The men refused to accept that their image of the United States might be distorted by the rigidly controlled Iraqi news media, which offer as unreal a picture of America as they do of Iraq. But when it was suggested that they could hardly wish to be liberated by a country they distrusted so much that they might prefer President Bush to extend the United Nations weapons inspections and stand down the armada he has massed on Iraq's frontiers they erupted in dismay.

"No, no, no!" one man said excitedly, and he seemed to speak for all. Iraqis, they said, wanted their freedom, and wanted it now. The message for Mr. Bush, they said, was that he should press ahead with war, but on conditions that spared ordinary Iraqis.

The US is going to have a hard time managing post-war Iraq. Creation of a stable, non-corrupt, liberal democracy will be extremely difficult. The population will not trust the US and the warm feelings that the initial liberation will generate will not last for long.

Burns says many Arab leaders secretly hope that in the aftermath of the liberation and when the full extent of Saddam's barbarity can be plainly seen that the populace of their countries will swing away from their deep hostility toward the United States. But until that time comes leaders of such countries as Egypt will side with their populaces in their public statements about the coming war.

Update: If you haven't already, be sure to read Stanley Kurtz on the problems in Arab and Muslim societies and his views on the problem of what to do with Iraq after the war. Also, read Fouad Ajami on the potential of a conquered Iraq.

Update II: Lee Harris says its very important how a society attributes blame for failure. A society that blames itself and criticises itself is going to be far more successful than one that blames others for its failures. Harris argues that the Arab myths tend to shift blame toward others.

In fact, they hate us because we are the bad guys in the black hats that the Arab world so desperately needs to comfort themselves for their own failures and defeats.

Only the Story Line that the Arab is employing is not drawn from novels of Scott or the Fairly Tales of the Brothers Grimm, but from the enchanted world of The Thousand and One Nights. And, according to this Story Line, America is cast not simply as a bad guy, but as an all powerful evil genie that the virtuous Aladdin of the Arab world must destroy.

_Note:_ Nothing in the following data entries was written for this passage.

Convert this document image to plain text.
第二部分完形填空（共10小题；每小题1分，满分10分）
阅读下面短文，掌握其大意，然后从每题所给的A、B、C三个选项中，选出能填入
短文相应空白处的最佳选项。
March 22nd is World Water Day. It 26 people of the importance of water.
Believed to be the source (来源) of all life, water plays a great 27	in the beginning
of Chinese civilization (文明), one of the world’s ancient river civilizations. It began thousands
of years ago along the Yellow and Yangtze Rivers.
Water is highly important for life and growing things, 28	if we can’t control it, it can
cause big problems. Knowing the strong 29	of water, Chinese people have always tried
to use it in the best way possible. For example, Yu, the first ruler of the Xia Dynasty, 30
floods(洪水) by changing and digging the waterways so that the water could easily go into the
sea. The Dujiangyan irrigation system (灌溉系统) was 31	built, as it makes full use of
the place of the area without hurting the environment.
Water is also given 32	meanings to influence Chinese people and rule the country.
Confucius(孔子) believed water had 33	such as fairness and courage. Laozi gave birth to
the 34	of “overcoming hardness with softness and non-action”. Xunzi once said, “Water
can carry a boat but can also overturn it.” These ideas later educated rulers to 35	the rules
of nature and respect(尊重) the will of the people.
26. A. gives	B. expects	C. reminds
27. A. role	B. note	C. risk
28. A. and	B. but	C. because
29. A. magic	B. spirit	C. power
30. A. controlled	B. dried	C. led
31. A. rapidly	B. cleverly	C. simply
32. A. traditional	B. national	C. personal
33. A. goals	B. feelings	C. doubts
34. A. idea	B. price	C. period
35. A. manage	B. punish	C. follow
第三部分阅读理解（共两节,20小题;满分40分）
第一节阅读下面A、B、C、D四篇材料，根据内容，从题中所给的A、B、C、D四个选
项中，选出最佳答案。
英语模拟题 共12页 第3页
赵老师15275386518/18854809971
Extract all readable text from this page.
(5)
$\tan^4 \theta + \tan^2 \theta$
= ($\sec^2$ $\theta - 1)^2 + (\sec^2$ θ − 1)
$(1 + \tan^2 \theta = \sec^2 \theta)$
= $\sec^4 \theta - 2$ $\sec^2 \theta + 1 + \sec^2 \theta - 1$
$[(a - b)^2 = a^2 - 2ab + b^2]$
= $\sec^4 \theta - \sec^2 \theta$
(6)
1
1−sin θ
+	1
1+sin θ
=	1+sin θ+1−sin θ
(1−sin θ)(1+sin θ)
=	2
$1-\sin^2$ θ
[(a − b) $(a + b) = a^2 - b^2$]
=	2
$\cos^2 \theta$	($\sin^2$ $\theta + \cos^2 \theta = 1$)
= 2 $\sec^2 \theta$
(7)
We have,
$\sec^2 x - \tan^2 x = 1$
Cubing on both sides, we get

Share |      By Randall Parker at 2003 February 16 12:45 PM  Reconstruction and Reformation


Comments
Tom Roberts said at February 16, 2003 2:11 PM:

Your thesis depends on how the US is perceived after the Baath is drained. If it is perceived as just replacing one bunch of crooks with another, then difficulties will multiply. This is what happened in Taiwan with the Kuomingtang, or in South Vietnam post Diem. But if the US replaces a bunch of NASDAP thugs with CDU's Adenauer, or some paradigm like that on both a local and federal level, then perceptions of what is possible might be altered over time. Don't forget that both Weimar Germany and Imperial Japan had long traditions of governmental corruption and political violence prior to 1945, and matters didn't work out so badly there.

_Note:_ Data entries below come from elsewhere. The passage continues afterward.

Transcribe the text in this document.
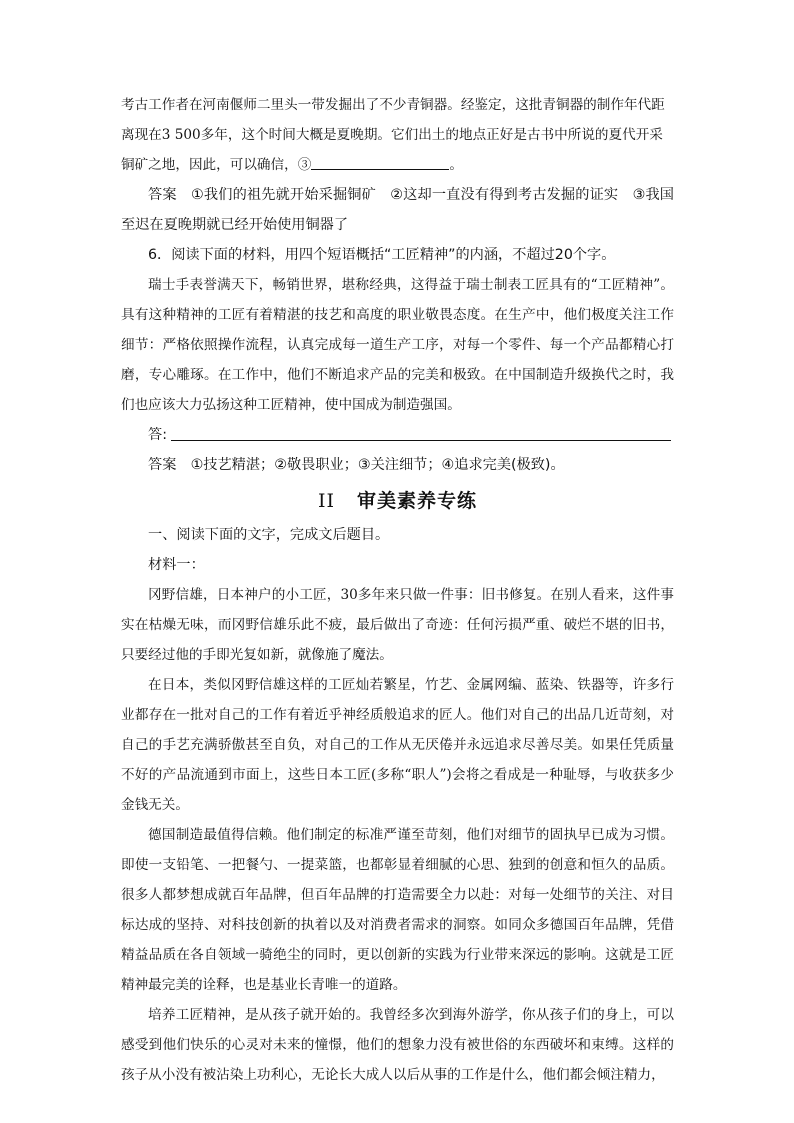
考古工作者在河南偃师二里头一带发掘出了不少青铜器。经鉴定，这批青铜器的制作年代距

离现在3 500多年，这个时间大概是夏晚期。它们出土的地点正好是古书中所说的夏代开采

铜矿之地，因此，可以确信，③	。

答案  ①我们的祖先就开始采掘铜矿　②这却一直没有得到考古发掘的证实　③我国至迟在夏晚期就已经开始使用铜器了

6．阅读下面的材料，用四个短语概括“工匠精神”的内涵，不超过20个字。

瑞士手表誉满天下，畅销世界，堪称经典，这得益于瑞士制表工匠具有的“工匠精神”。具有这种精神的工匠有着精湛的技艺和高度的职业敬畏态度。在生产中，他们极度关注工作细节：严格依照操作流程，认真完成每一道生产工序，对每一个零件、每一个产品都精心打磨，专心雕琢。在工作中，他们不断追求产品的完美和极致。在中国制造升级换代之时，我们也应该大力弘扬这种工匠精神，使中国成为制造强国。

答:

答案  ①技艺精湛；②敬畏职业；③关注细节；④追求完美(极致)。

II 审美素养专练

一、阅读下面的文字，完成文后题目。

材料一：

冈野信雄，日本神户的小工匠，30多年来只做一件事：旧书修复。在别人看来，这件事实在枯燥无味，而冈野信雄乐此不疲，最后做出了奇迹：任何污损严重、破烂不堪的旧书，只要经过他的手即光复如新，就像施了魔法。

在日本，类似冈野信雄这样的工匠灿若繁星，竹艺、金属网编、蓝染、铁器等，许多行业都存在一批对自己的工作有着近乎神经质般追求的匠人。他们对自己的出品几近苛刻，对自己的手艺充满骄傲甚至自负，对自己的工作从无厌倦并永远追求尽善尽美。如果任凭质量不好的产品流通到市面上，这些日本工匠(多称“职人”)会将之看成是一种耻辱，与收获多少金钱无关。

德国制造最值得信赖。他们制定的标准严谨至苛刻，他们对细节的固执早已成为习惯。即使一支铅笔、一把餐勺、一提菜篮，也都彰显着细腻的心思、独到的创意和恒久的品质。很多人都梦想成就百年品牌，但百年品牌的打造需要全力以赴：对每一处细节的关注、对目标达成的坚持、对科技创新的执着以及对消费者需求的洞察。如同众多德国百年品牌，凭借精益品质在各自领域一骑绝尘的同时，更以创新的实践为行业带来深远的影响。这就是工匠精神最完美的诠释，也是基业长青唯一的道路。

培养工匠精神，是从孩子就开始的。我曾经多次到海外游学，你从孩子们的身上，可以感受到他们快乐的心灵对未来的憧憬，他们的想象力没有被世俗的东西破坏和束缚。这样的孩子从小没有被沾染上功利心，无论长大成人以后从事的工作是什么，他们都会倾注精力，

razib said at February 17, 2003 1:47 AM:

perhaps, but japan was a definate nation-state. germany is not multi-ethnic (though it was multi-religious), and german unification was partially driven by a common ethnic feeling that arose with 19th century nationalism (along with prussian expansion and the "little germany" idea that excluded austria).

my point-we need iraqis to become citizens for it to succeed, but citizenship is contingent upon a sense of nationhood, which the japanese and germans to some extent had (in fact, during their medieval/fragmented period they were nations without states-iraq is a state without a nation).

Randall Parker said at February 17, 2003 3:41 AM:

The biggest citizenship problem with Iraq is not the split between Kurds, Sunni Arabs, Shia Arabs, and other groups. The biggest problem is due to consanguineous marriage patterns. If you haven't yet read Stanley Kurtz and others on this then do so. I keep linking to Kurtz in my posts because I really think he's saying key things.

After the marriage problem the next big problem is Islam. If it ever does go thru a Reformation it is going to take a while and there is little sign that it has even started yet.